Argos and Google Home: Just how valuable is voice shopping?
Argos is now an official voice shopping retailer. How will this affect their organic search visibility? And how valuable is it for retailers to have a voice shopping strategy?
UK home and electricals retailer, Argos, has announced its new voice shopping service, enabling consumers to reserve 20,000 products in local stores using their Google Home smart speakers.
The digital assistant and voice shopping market is forecast to be worth £3.5 billion in the UK by 2022, and sales of smart speakers have grown 151% YoY in Argos alone.
Argos’ announcement comes just in time for the biggest retail holiday seasons: Black Friday and Christmas.
What does this move mean for Argos’ organic visibility?
Looking at Pi Market Intelligence share of voice snapshot, across thousands of the most well-optimised sites in the organic search Electricals market, we can see that Argos is currently reigning supreme with a 7.43% share of voice; outperforming brands like Apple and Currys.
As interest builds around voice search shopping, retailers considering this strategy need to ensure they maintain strong organic visibility, to be present for consumers researching their products in the lead up to making a purchase.
Being first to market is Argos’ biggest advantage
Argos is the only UK retailer to offer voice search shopping. Being first to market means they will be the go-to retailer for early-adopters.
As a result, they won’t have to stave off competition, and can re-invest saved time into honing their voice shopping experience.
But voice search shopping is still in its infancy, and there are issues to be ironed out. Take Amazon Alexa’s shopping experience as an example:
- “Even though Amazon has sold millions of Echo speakers, analysts say few people use them to buy products.”
- Only 2% of Alexa owners make a purchase using their voice
Voice search shopping: Research vs. purchase
With the arrival of voice search shopping, it’s unlikely that we will forego browsing products and reviews, to spend more time buying – and Argos realise this.
“This launch is step one and I don’t expect to turn on the app and suddenly double our sales,” says Argos’ Chief Executive, John Rogers.
The retailer still requires shoppers to browse their catalogue or website to find the product they want before asking Google Home to make reservations.
As it stands, voice search shopping is likely more of a novel way for already loyal and informed customers to purchase, replenish and replace products.
How should retailers develop their voice search shopping strategies?
To capture the attention of new customers, retailers will need to devise ways to enable not just frictionless purchasing, but frictionless researching.
Until they can provide a frictionless research experience on a Google Home smart device, customers will still primarily be researching online in organic search.
Argos’ organic visibility is therefore more important now than it’s ever been.
A shrewd move: Argos chooses Google Home over Alexa
There are three million Amazon Alexa devices in the UK, but Argos has chosen to partner with Google Home.
Because, while Google may not have as much presence in the home, they have both iOS and Android apps.
Argos have realised that while 55% of shoppers enjoy purchasing through voice-activated devices, in this transitionary phase, the majority of people don’t yet have a voice-enabled device – but they do have access to the Argos app.
“The fact that this work’s on Google Home is a great headline-grabber, but this is actually a mobile play.” says Paul Skeldon, Editor at Internet Retailing
With this in mind, brand awareness is likely the main motivation for developing a voice search shopping strategy.
And, with the influx of interest expected after the announcement, Argos have undoubtedly reinforced their positioning online in search, for consumers looking to check their inventory.
So, is a voice search shopping strategy worthwhile for retailers?
Being present in voice search shopping is undeniably valuable for PR and brand awareness.

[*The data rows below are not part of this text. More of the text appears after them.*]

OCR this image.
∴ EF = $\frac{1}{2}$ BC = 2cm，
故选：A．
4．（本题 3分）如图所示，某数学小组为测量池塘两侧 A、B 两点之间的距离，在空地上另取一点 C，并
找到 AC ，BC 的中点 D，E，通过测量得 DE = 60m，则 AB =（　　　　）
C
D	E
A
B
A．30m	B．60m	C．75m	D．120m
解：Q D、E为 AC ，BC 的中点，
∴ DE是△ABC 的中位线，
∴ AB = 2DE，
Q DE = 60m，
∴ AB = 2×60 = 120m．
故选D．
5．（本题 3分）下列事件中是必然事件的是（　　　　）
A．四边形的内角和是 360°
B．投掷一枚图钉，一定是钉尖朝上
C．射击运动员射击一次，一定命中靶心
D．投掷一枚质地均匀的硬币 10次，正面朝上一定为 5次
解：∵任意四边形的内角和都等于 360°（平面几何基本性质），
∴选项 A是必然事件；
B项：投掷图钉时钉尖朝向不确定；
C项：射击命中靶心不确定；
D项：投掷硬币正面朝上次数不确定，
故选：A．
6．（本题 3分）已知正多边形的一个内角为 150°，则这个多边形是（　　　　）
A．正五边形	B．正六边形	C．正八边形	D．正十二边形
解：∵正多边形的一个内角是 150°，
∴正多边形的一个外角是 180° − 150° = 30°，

What’s more, being one of the first to market can enable retailers to capture the interest of early adopters and stay ahead of competition.
But, as explored above, the experience isn’t totally seamless yet, meaning more traditional forms of research and purchasing (i.e. organic search) are still highly relevant, if not essential for supporting a voice search shopping strategy.
Maintaining continuous presence in search, will enable retailers to test, iterate and define the experience to dominate the market as it grows.